Faith In The Pumpkin Bread
Today, the sisters are putting their faith in something the monastery's famous for: pumpkin bread. They've been baking and selling it for the past 40 years to help cover expenses.
These days, the nuns get $9 a loaf for their famed pumpkin bread.
L.A. City Council member Tom LaBonge is a big fan. When he visited the monastery the other day, he said he buys loaves to give as gifts during the Hollywood Walk of Fame ceremonies and other special occasions.
"I gave President Obama, when he was running for office, a loaf of bread," LaBonge says.
With bread that popular, you would think it would be a big moneymaker for the monastery. But there's just one hitch: The oven is broken. And without it, the nuns are out of business.

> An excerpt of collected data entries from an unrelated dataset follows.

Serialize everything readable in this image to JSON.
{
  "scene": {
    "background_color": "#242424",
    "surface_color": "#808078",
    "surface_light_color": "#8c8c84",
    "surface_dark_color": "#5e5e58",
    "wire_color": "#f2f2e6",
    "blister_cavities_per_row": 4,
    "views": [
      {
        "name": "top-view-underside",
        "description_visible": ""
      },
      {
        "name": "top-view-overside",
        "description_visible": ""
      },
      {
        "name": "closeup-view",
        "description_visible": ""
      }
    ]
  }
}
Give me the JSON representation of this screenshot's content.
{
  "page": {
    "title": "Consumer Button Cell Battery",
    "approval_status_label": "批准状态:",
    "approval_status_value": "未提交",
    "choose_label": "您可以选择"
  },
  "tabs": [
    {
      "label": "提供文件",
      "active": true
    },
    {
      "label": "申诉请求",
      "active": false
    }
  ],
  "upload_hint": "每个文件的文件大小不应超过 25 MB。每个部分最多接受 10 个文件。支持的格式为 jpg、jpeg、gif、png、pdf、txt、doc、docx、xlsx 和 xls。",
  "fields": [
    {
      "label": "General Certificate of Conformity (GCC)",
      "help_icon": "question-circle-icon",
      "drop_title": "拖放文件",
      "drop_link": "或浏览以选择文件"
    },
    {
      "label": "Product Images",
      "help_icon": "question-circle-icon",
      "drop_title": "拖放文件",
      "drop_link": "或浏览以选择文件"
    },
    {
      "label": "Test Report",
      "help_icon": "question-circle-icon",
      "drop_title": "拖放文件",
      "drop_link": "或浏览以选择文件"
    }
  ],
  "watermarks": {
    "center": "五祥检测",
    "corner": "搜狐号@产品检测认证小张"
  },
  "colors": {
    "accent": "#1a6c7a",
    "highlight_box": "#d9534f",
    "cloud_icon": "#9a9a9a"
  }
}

So now, the sisters are doing what they always do: Praying for help from God, which in this case would be a new oven.
Father Vincent Lopez assures them that the Lord will provide, as always.
"Twenty-five years ago, when they were offered to move somewhere else, the cardinal said, 'No, you're needed in Hollywood,'" Lopez says. "Your prayerfulness, your spirituality, your values are needed here."
Charity Garden Parties And Bridge Teas
In the meantime, there's talk of trying to revive the charity garden parties and bridge teas that used to finance the monastery. Sister Mary Raphael says they were attended by Hollywood socialites and celebrities like Irene Dunn and Loretta Young and Jane Wyman.
"They would come and have their retreats here," Sister Mary Raphael says. "They liked it because it was secluded. It was only for them. It wasn't a lot of people trying to get their autographs."
Now the nuns are hoping for new benefactors and counting on congregants like Caroline Harrison.
"It's a respite in this world that's so uncertain," Harrison says. "And there's purity and certainty here. That's special, especially for people who live around Hollywood."
Outsiders may help, but the Hollywood nuns know it's up to them to save their monastery. That starts with a prayer for their daily bread — in this case, pumpkin bread.